Two weeks later, the agency’s producer exchanged emails with one of the brokers. The producer claimed that the brokerage had indicated that the insurer’s recommendations about fire extinguishers and the sprinkler system “could be ignored since the building is rated as a vacant structure.” The broker disputed that account. A week later, the producer wrote to the LLC that fire extinguishers weren’t required but testing of the sprinkler system’s main drain was.
The insurer renewed the policy in 2008 with no significant change in coverage. In October, the LLC members told an agency employee they wanted to drain the sprinkler system so they could completely vacate the building. The agency told them that any future losses would be uninsured if the sprinkler system did not pass inspection.
That December, the sprinkler system in the unheated building froze and burst. The insurer denied coverage based on the sprinkler leakage exclusion. The agency later determined that the insurance policy did not have a “protective safeguards” endorsement requiring the LLC to maintain a working sprinkler system to continue coverage.
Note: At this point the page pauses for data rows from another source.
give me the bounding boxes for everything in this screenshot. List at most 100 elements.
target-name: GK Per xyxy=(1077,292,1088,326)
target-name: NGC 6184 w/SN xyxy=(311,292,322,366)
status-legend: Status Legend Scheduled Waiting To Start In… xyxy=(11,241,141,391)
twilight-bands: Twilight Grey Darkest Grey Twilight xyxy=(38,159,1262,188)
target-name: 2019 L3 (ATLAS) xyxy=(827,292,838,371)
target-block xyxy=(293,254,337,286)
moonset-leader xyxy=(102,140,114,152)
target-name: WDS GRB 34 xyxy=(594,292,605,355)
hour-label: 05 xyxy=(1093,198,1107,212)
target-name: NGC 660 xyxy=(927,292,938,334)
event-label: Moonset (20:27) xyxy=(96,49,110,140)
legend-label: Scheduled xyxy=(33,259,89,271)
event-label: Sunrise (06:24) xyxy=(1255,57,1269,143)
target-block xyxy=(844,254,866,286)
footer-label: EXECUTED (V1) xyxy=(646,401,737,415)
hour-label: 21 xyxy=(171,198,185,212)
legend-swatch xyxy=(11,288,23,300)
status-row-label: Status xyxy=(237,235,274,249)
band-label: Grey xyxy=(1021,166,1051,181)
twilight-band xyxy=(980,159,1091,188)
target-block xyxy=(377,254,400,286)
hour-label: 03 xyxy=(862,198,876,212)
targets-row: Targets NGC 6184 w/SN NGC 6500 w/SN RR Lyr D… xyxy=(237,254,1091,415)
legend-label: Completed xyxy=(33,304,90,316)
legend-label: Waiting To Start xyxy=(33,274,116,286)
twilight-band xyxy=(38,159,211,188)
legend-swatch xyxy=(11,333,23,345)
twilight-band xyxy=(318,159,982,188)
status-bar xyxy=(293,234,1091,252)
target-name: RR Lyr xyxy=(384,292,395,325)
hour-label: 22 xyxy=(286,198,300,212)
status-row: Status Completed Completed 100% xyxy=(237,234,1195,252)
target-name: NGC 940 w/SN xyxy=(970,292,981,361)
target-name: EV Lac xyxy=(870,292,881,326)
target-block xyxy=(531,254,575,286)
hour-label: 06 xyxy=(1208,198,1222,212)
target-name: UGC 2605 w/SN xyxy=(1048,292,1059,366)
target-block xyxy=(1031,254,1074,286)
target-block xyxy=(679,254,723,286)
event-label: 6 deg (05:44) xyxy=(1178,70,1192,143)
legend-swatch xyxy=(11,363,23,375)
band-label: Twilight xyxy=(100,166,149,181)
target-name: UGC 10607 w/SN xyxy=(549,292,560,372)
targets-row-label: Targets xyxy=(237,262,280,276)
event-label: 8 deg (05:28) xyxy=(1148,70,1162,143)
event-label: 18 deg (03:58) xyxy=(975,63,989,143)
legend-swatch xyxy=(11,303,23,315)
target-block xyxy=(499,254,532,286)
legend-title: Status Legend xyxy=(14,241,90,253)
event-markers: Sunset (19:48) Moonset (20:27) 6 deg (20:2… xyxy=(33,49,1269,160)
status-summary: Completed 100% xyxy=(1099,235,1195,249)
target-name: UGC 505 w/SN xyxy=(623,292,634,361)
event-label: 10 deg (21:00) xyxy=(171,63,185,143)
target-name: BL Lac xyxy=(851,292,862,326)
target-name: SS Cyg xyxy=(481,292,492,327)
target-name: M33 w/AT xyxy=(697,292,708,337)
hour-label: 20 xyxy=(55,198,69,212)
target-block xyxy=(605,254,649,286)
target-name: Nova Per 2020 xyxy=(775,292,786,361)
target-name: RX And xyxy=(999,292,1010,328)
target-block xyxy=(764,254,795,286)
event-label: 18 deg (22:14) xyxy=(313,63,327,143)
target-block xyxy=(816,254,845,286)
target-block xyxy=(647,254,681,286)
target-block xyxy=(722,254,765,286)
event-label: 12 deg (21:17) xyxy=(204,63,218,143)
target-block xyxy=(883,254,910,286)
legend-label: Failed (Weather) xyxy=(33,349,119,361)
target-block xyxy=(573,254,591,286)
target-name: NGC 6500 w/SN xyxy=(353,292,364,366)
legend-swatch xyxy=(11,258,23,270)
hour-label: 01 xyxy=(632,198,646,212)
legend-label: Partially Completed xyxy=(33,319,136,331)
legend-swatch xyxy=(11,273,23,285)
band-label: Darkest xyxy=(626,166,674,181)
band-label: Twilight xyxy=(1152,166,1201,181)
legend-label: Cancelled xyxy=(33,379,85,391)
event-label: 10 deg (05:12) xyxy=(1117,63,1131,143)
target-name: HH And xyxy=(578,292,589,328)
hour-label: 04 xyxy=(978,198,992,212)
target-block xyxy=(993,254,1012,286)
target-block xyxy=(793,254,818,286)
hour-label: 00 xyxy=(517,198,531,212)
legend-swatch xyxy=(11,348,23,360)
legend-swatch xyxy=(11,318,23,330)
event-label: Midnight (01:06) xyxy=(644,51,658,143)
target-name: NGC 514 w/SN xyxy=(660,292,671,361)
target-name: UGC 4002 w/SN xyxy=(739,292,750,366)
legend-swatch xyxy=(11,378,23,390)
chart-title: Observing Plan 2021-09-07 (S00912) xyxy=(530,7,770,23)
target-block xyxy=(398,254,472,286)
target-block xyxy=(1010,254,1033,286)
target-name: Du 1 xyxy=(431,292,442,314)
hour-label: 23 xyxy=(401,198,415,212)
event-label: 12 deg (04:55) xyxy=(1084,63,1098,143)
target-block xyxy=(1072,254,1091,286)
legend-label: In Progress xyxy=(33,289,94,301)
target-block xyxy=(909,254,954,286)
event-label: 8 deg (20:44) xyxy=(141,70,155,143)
In October 2009, the LLC sued the agency for negligence and negligent misrepresentation of the policy’s terms, kicking off seven years of litigation.
A jury awarded the LLC $351,784. However, the judge found that the jury awarded the cost of restoration, not the amount of the building’s diminished value, which was at most $115,000. He ordered a new trial. The agency then asked the court to rule in its favor based on the law, which the court did, and the LLC appealed. However, because the agency had not been paid to act as an insurance counselor to the LLC, the appellate court ruled in the agency’s favor.
Although the insured had a duty to read the policy, the agency gave them inaccurate information about what it required. The insured left water in an unheated building’s sprinkler system because the agency told them they would have no coverage if they didn’t. That was untrue, and the LLC suffered an uninsured loss because of it. The agency should have contacted the insurer’s underwriter to verify what the effect of a drained sprinkler system would be. That might have avoided the entire problem.